McLeod is Adelaide's games-record holder, playing 340 matches in a decorated career highlighted by the 1997-98 premierships and winning three club champion awards.
"You see lots of guys go back to their footy clubs and feel welcomed ... for me, the Crows doesn't really have that vibe," he said on the Bunji and Brettster podcast.
"It doesn't have that vibe where you're really welcomed here ... it's not a place you feel like it embraces you as a past player."
During his playing career, McLeod infamously fell out with long-term teammate Tyson Edwards in a feud which embroiled their wives and tennis star and Crows fan Lleyton Hewitt.
Hewitt, a long-time No.1 ticket-holder at the Crows, had been a friend of McLeod until the tennis champion released a DVD containing footage of the pair at Indigenous sacred sites.
"Seeing myself on something like that was just embarrassing. It was so bad," McLeod said in his biography, Black Crow.
Dispute destroyed McLeod’s friendship with teammate
McLeod launched legal action over the use of the footage and Edwards' wife Mandy supported Hewitt in affidavit in a matter ultimately settled confidentially out-of-court.
"I said to Tyson, 'why would you put a friendship that you and I have had for over 10 years in jeopardy and why would Mandy go into court against us and talk about something she knows nothing about?','' McLeod wrote in his book.
"They (the Edwards') basically chose a four or five month friendship over a 10-year relationship.
"We just couldn't believe it.''
McLeod and Edwards didn't speak to each other for a year from 2005, despite remaining on-field teammates.

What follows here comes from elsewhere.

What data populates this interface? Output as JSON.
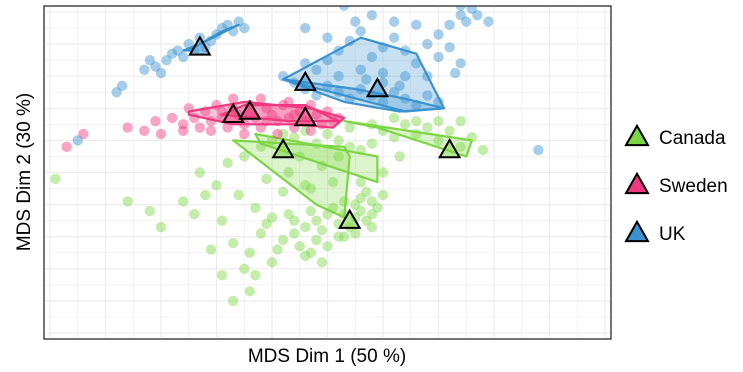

At Adelaide's 2006 club champion awards, Mandy Edwards threw a drink at McLeod's wife, Rachael.
"Things got really ugly,'' Mrs McLeod said in the book.
The McLeods expected Crows hierarchy to respond to widespread publicity over that incident but officials remained silent.
After retiring from playing in 2010, McLeod, an AFL hall of famer, has managed the Crows' Indigenous programs and also assisted the club's AFLW team in 2018.
The Crows have been contacted for comment.